Who will the president-elect of the US be? How will the upcoming Senate and Congress be constituted? Will we be living in a fascist state or in a democracy? Will our nation help mitigate and adapt to climate chaos or ignore it? Who will the new government leaders be in Asheville, Buncombe County, and North Carolina?
How will our health be? What will we be concerned about? What will we be doing? What will I be writing and speaking about? How will we help others? How will our finances be? How will we age? How will we let go of this incarnation?
+And along the same lines, another new study demonstrates that climate change hits older people especially hard.
“That’s a real challenge in the places we’re talking about, where even [the] less dramatic flooding than the extreme weather events really matter for older adults in a place like Appalachia, where more routine flooding poses real barriers to get to a job or to get to a health appointment,” Dabelko said. “We’re still in the kind of the discovery phase, but we’re adding questions to community surveys here. [Like] do you have access to air conditioning in a warmer world? Have you had to miss appointments because of flooding in the last year?”
+Check out the new Fuel to Fork podcast, which illuminates
How fossil fuels became so embedded in our food systems. We trace this journey from the industrial extraction of guano, through the game-changing Haber-Bosch process, to today’s globalized food system. Along the way, we uncover the hidden impacts on biodiversity and human health—revealing the true cost of this reliance
Thank you Bill for all the work you still do. You're out there still, knocking on doors, getting out the vote and helping people understand the very real threat of this overheated climate in which we live. In a way I'm envious as I remember the joy of winning an election after putting in months of hard work campaigning. Now as I've reached the EOL cycle I'm practically useless. Cheers to you and your still active friends.
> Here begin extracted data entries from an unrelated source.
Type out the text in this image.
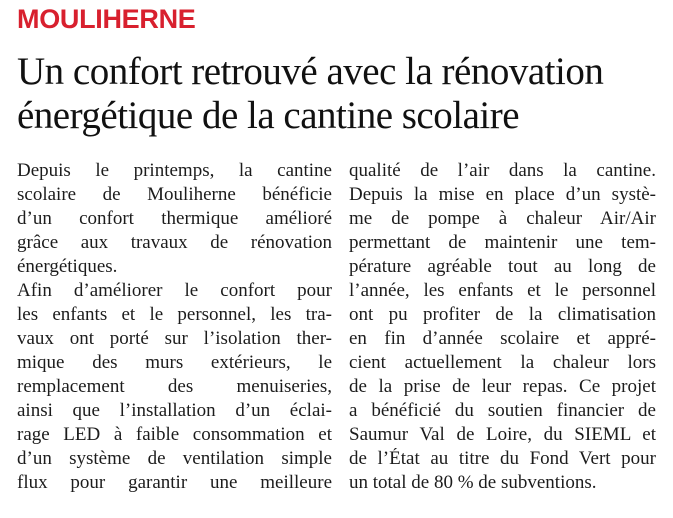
MOULIHERNE
Un confort retrouvé avec la rénovation
énergétique de la cantine scolaire
Depuis le printemps, la cantine
scolaire de Mouliherne bénéficie
d’un confort thermique amélioré
grâce aux travaux de rénovation
énergétiques.
Afin d’améliorer le confort pour
les enfants et le personnel, les tra-
vaux ont porté sur l’isolation ther-
mique des murs extérieurs, le
remplacement des menuiseries,
ainsi que l’installation d’un éclai-
rage LED à faible consommation et
d’un système de ventilation simple
flux pour garantir une meilleure
qualité de l’air dans la cantine.
Depuis la mise en place d’un systè-
me de pompe à chaleur Air/Air
permettant de maintenir une tem-
pérature agréable tout au long de
l’année, les enfants et le personnel
ont pu profiter de la climatisation
en fin d’année scolaire et appré-
cient actuellement la chaleur lors
de la prise de leur repas. Ce projet
a bénéficié du soutien financier de
Saumur Val de Loire, du SIEML et
de l’État au titre du Fond Vert pour
un total de 80 % de subventions.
Bill, how much hotter, how many more deaths and disease and tragedies and anxiety and depression and marine heat waves killing billions of sea creatures and glaciers melting and the Amazon turning from a sink to a source, and the AMOC with a 50% chance of collapsing this very century destabilizing Europe and the rest of the planet not unlike a disaster movie before you come out and support an urgent equitable objective appraisal of the role that solar radiation management can play in directly quickly and inexpensively cooling the planet saving untold lives and misery and creating the time and space for emission reductions and Corbin removal to do their jobs?
How many tipping points must be activated before you will take the lead in calling for measures that safely and effectively directly cool the climate?
I do hope you’ll answer this question.